THE WARLORD OF THE WEEJUNS
by George Frazier
I don't mean to be a bastard about this, but, at the same time, I have no intention of being agreeable just for the sake of being agreeable. So, I'll admit at the outset that, damn right, I don't much care for men who dress badly. It's not that I necessarily hate them or that I'd ever dream of doing anything to abridge their civil liberties, and, for that matter, I do have a few friends whose clothes are simply appalling (though that's no problem, for I usually manage to look the other way when I'm with them), but, all the same, I see no point in trying to pretend that I feel very comfortable in the company of the ill-clad.
But the kind of man I do despise is the stupid son of a bitch who, in the arrogance of his ignorance, thinks he's well-dressed, who assumed that he will arouse admiration because he happens to be wearing a campy blazer by Bill Blass or something swishy created by Gardin. Now that's the kind of man I can't stand the sight of, and so much the worse for him if he subscribes to such stuff and nonsense as that somebody named Frank O'Hara was a decent poet. You’d be astonished how many foppishly dressed men respond to O'Hara-the wrong O'Hara. But the hell with that.
All I'm trying to say, really, is that most boutique customers should be lined up before a firing squad at dawn and that there should be a minute of silence to thank God for the existence of people like Miles Davis: Except, of course, that there are no people like Miles Davis. He is an original. He is a truly well-dressed man. He is the Warlord of the Weejuns.
Oh. he's a cool one all right, but writing about him presents certain problems, for although he is the most modern, the most contemporary of men, he is also a man born out of his time. In a godawful age when a lot of silly bastards dared appear in public in Nehru jackets (thank the Lord that
Nehru didn't have to live to witness that), Miles Davis, I’m afraid, is largely wasted. But before we have the next dance, I want it clearly understood that I'm not advocating that all men aspire to dress like Davis. That would be unrealistic, for it is this man's particular charm that he is unique, not only in his apparel, but in his life style. His apartment, for example-well, it is like no other apartment I know, tasteful and comfortable and push-buttony and without making anyone feel he better not dirty an ashtray. On days when Miles is in New York and I can take a few minutes from the task of
transcribing the corpus of my writings to vellum (a chore I had a couple of monks doing until they became unionized and began to charge me an arm and a leg for a lousy thousand words), I drop in on Miles and, as they used to say, we dish.
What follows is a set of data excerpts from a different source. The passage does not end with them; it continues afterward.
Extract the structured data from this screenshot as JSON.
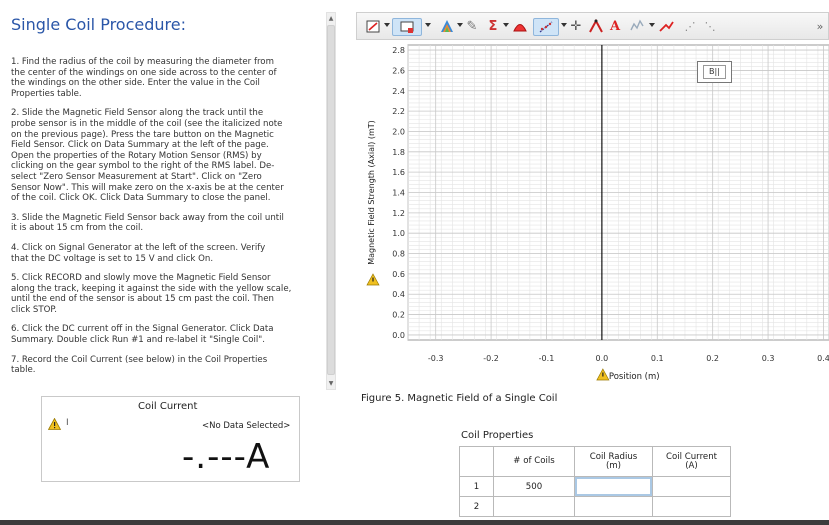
{
  "procedure": {
    "title": "Single Coil Procedure:",
    "steps": [
      "1.  Find the radius of the coil by measuring the diameter from\nthe center of the windings on one side across to the center of\nthe windings on the other side.  Enter the value in the Coil\nProperties table.",
      "2.  Slide the Magnetic Field Sensor along the track until the\nprobe sensor is in the middle of the coil (see the italicized note\non the previous page). Press the tare button on the Magnetic\nField Sensor.  Click on Data Summary at the left of the page.\nOpen the properties of the Rotary Motion Sensor (RMS) by\nclicking on the gear symbol to the right of the RMS label.  De-\nselect \"Zero Sensor Measurement at Start\".  Click on \"Zero\nSensor Now\". This will make zero on the x-axis be at the center\nof the coil.  Click OK.  Click Data Summary to close the panel.",
      "3.  Slide the Magnetic Field Sensor back away from the coil until\nit is about 15 cm from the coil.",
      "4.  Click on Signal Generator at the left of the screen.  Verify\nthat the DC voltage is set to 15 V and click On.",
      "5.  Click RECORD and slowly move the Magnetic Field Sensor\nalong the track, keeping it against the side with the yellow scale,\nuntil the end of the sensor is about 15 cm past the coil. Then\nclick STOP.",
      "6. Click the DC current off in the Signal Generator.  Click Data\nSummary.  Double click Run #1 and re-label it \"Single Coil\".",
      "7. Record the Coil Current (see below) in the Coil Properties\ntable."
    ]
  },
  "coil_current": {
    "title": "Coil Current",
    "bar_glyph": "I",
    "no_data": "<No Data Selected>",
    "value": "-.---",
    "unit": "A"
  },
  "toolbar": {
    "icons": [
      "scale-to-fit-icon",
      "select-range-icon",
      "data-color-icon",
      "highlight-icon",
      "statistics-icon",
      "area-icon",
      "curve-fit-icon",
      "coordinates-icon",
      "slope-icon",
      "annotation-icon",
      "add-data-icon",
      "delta-icon",
      "points-icon",
      "more-points-icon"
    ],
    "overflow": "»"
  },
  "chart_data": {
    "type": "scatter",
    "title": "",
    "xlabel": "Position (m)",
    "ylabel": "Magnetic Field Strength (Axial) (mT)",
    "xlim": [
      -0.35,
      0.41
    ],
    "ylim": [
      -0.05,
      2.85
    ],
    "x_ticks": [
      "-0.3",
      "-0.2",
      "-0.1",
      "0.0",
      "0.1",
      "0.2",
      "0.3",
      "0.4"
    ],
    "y_ticks": [
      "0.0",
      "0.2",
      "0.4",
      "0.6",
      "0.8",
      "1.0",
      "1.2",
      "1.4",
      "1.6",
      "1.8",
      "2.0",
      "2.2",
      "2.4",
      "2.6",
      "2.8"
    ],
    "grid": true,
    "series": [],
    "legend_label": "B||",
    "zero_line_color": "#000000"
  },
  "figure_caption": "Figure 5. Magnetic Field of a Single Coil",
  "coil_properties": {
    "title": "Coil Properties",
    "headers": [
      "# of Coils",
      "Coil Radius\n(m)",
      "Coil Current\n(A)"
    ],
    "rows": [
      {
        "idx": "1",
        "coils": "500",
        "radius": "",
        "current": ""
      },
      {
        "idx": "2",
        "coils": "",
        "radius": "",
        "current": ""
      }
    ]
  },
  "colors": {
    "title": "#2a56a8",
    "grid_minor": "#e4e4e4",
    "grid_major": "#c8c8c8",
    "warning": "#f0c020"
  }
}
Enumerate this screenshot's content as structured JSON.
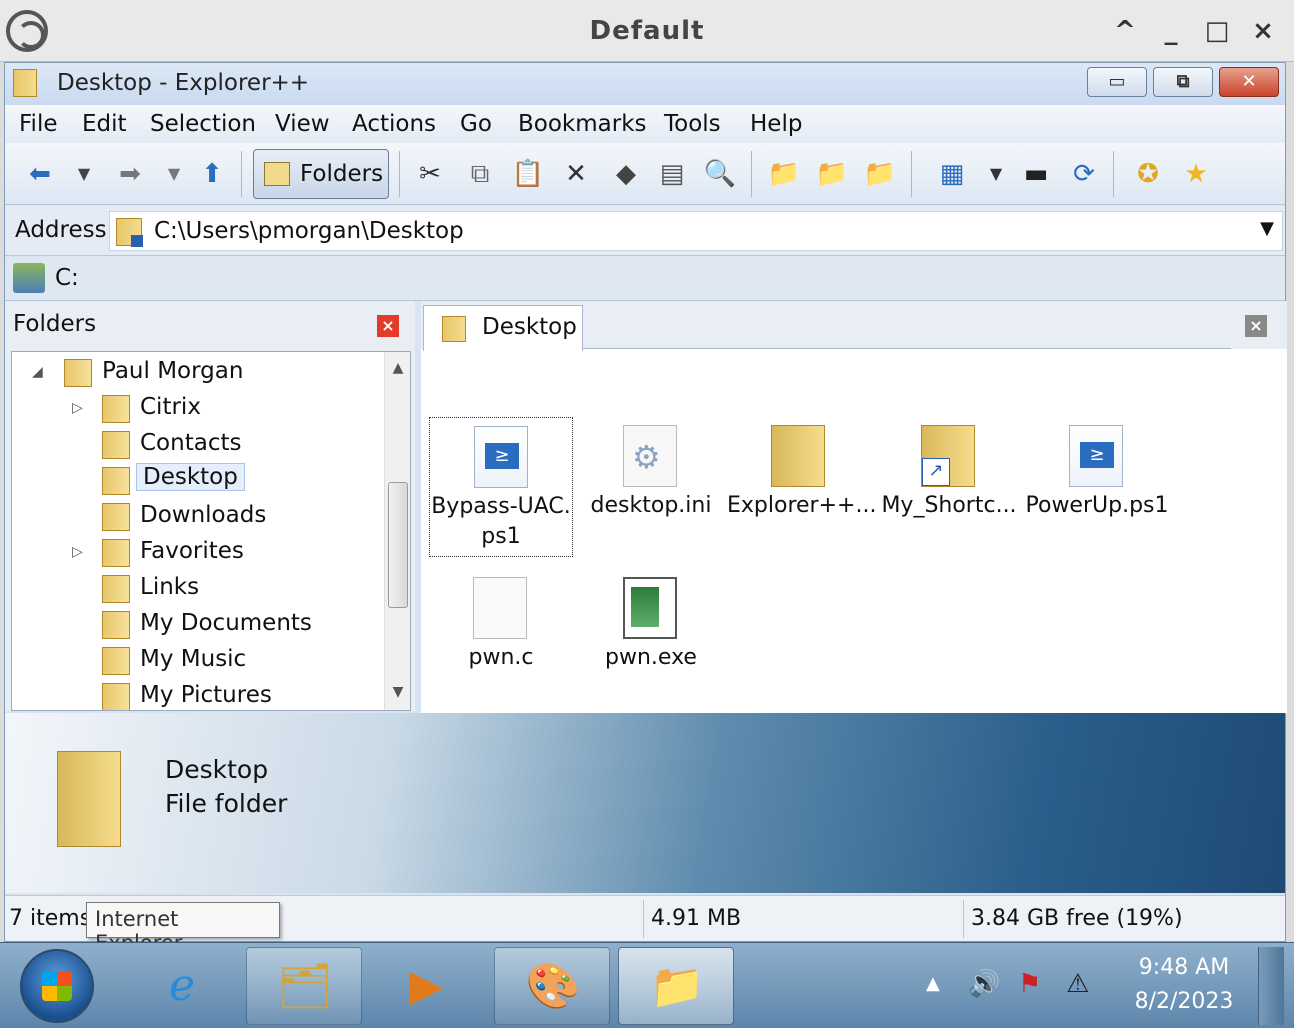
{
  "outer_window": {
    "title": "Default",
    "controls": [
      "^",
      "_",
      "□",
      "×"
    ]
  },
  "window": {
    "title": "Desktop - Explorer++",
    "controls": {
      "minimize": "▭",
      "restore": "⧉",
      "close": "✕"
    }
  },
  "menu": [
    "File",
    "Edit",
    "Selection",
    "View",
    "Actions",
    "Go",
    "Bookmarks",
    "Tools",
    "Help"
  ],
  "toolbar": {
    "folders_label": "Folders",
    "icons": [
      "back-arrow-icon",
      "dropdown-icon",
      "forward-arrow-icon",
      "dropdown-icon",
      "up-arrow-icon",
      "cut-icon",
      "copy-icon",
      "paste-icon",
      "delete-icon",
      "properties-icon",
      "list-icon",
      "search-icon",
      "new-folder-icon",
      "copy-to-icon",
      "move-to-icon",
      "views-icon",
      "dropdown-icon",
      "command-prompt-icon",
      "refresh-icon",
      "add-bookmark-icon",
      "bookmarks-icon"
    ]
  },
  "address": {
    "label": "Address",
    "value": "C:\\Users\\pmorgan\\Desktop"
  },
  "drive": {
    "label": "C:"
  },
  "folders_panel": {
    "title": "Folders",
    "close": "×",
    "items": [
      {
        "label": "Paul Morgan",
        "level": 0,
        "expander": "◢"
      },
      {
        "label": "Citrix",
        "level": 1,
        "expander": "▷"
      },
      {
        "label": "Contacts",
        "level": 1,
        "expander": ""
      },
      {
        "label": "Desktop",
        "level": 1,
        "expander": "",
        "selected": true
      },
      {
        "label": "Downloads",
        "level": 1,
        "expander": ""
      },
      {
        "label": "Favorites",
        "level": 1,
        "expander": "▷"
      },
      {
        "label": "Links",
        "level": 1,
        "expander": ""
      },
      {
        "label": "My Documents",
        "level": 1,
        "expander": ""
      },
      {
        "label": "My Music",
        "level": 1,
        "expander": ""
      },
      {
        "label": "My Pictures",
        "level": 1,
        "expander": ""
      }
    ]
  },
  "tab": {
    "label": "Desktop",
    "close": "×"
  },
  "files": [
    {
      "name": "Bypass-UAC.\nps1",
      "type": "ps1",
      "focused": true
    },
    {
      "name": "desktop.ini",
      "type": "ini"
    },
    {
      "name": "Explorer++...",
      "type": "folder"
    },
    {
      "name": "My_Shortc...",
      "type": "shortcut"
    },
    {
      "name": "PowerUp.ps1",
      "type": "ps1"
    },
    {
      "name": "pwn.c",
      "type": "blank"
    },
    {
      "name": "pwn.exe",
      "type": "exe"
    }
  ],
  "preview": {
    "title": "Desktop",
    "type": "File folder"
  },
  "status": {
    "items": "7 items",
    "size": "4.91 MB",
    "free": "3.84 GB free (19%)"
  },
  "tooltip": "Internet Explorer",
  "taskbar": {
    "clock_time": "9:48 AM",
    "clock_date": "8/2/2023"
  }
}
We dish about a lot of things, like, for instance, Is AI Hirt necessary? or Whatever happened to Zinky Cohn? But mostly we talk about clothes, nor could any dialogue be more informed and enlightening. For I happen to know an awful lot about clothes, and Miles, knows as much, if not more, and we are a caution the way we carry on. The Davis wardrobe is very special -the creation of Miles and the craftsmanship of Mario at Emsley's, who is reverential toward the Davis ideology. And well Mario should be, for Miles knows what becomes him. He likes his trousers bellbottom, often fringed, and his jackets long and highwaisted, with conspicuous suppression and a flare to the skirt. He also has an instinct for the right fabrics, and he knows how shirt collars should fit and the proper way to wear a silk neckerchief, things like that. He just knows.
But in the matter of being, not merely well-, but best-dressed, knowing is not enough. A man can have exquisite, absolutely impeccable, taste in clothes and yet look like hell in them - and were I a bigger son of a bitch than I am, I'd name you a few. But we must think positively, not negatively, must. we not? What is pertinent is that Davis, like the Beaus and Biddies before him, seems to have been born to wear what is on his back. He, no less than Richard Corey, glitters when he walks. He is tall, slim, handsome, and haughty. He is indeed the War Lord of the Weejuns and if you don't know what that means, don't mess around, just go to your room. But what I love about him most is his honesty. About him there is no coyness (as there is, unfortunately, about Astaire, who tries to pretend he couldn't care less about his garb.) Miles is interested in clothes and he sees no reason to feign that he isn't. One night, after a concert in French Lick, Indiana, he asked me how I thought he'd done. "You sounded superb. You -" But he stopped me. "No, not that," he said. "I mean how did my suit look?"
When not selecting additions to his wardrobe, Miles is a professional trumpet player. People who know about such things tell me he shows a lot of promise.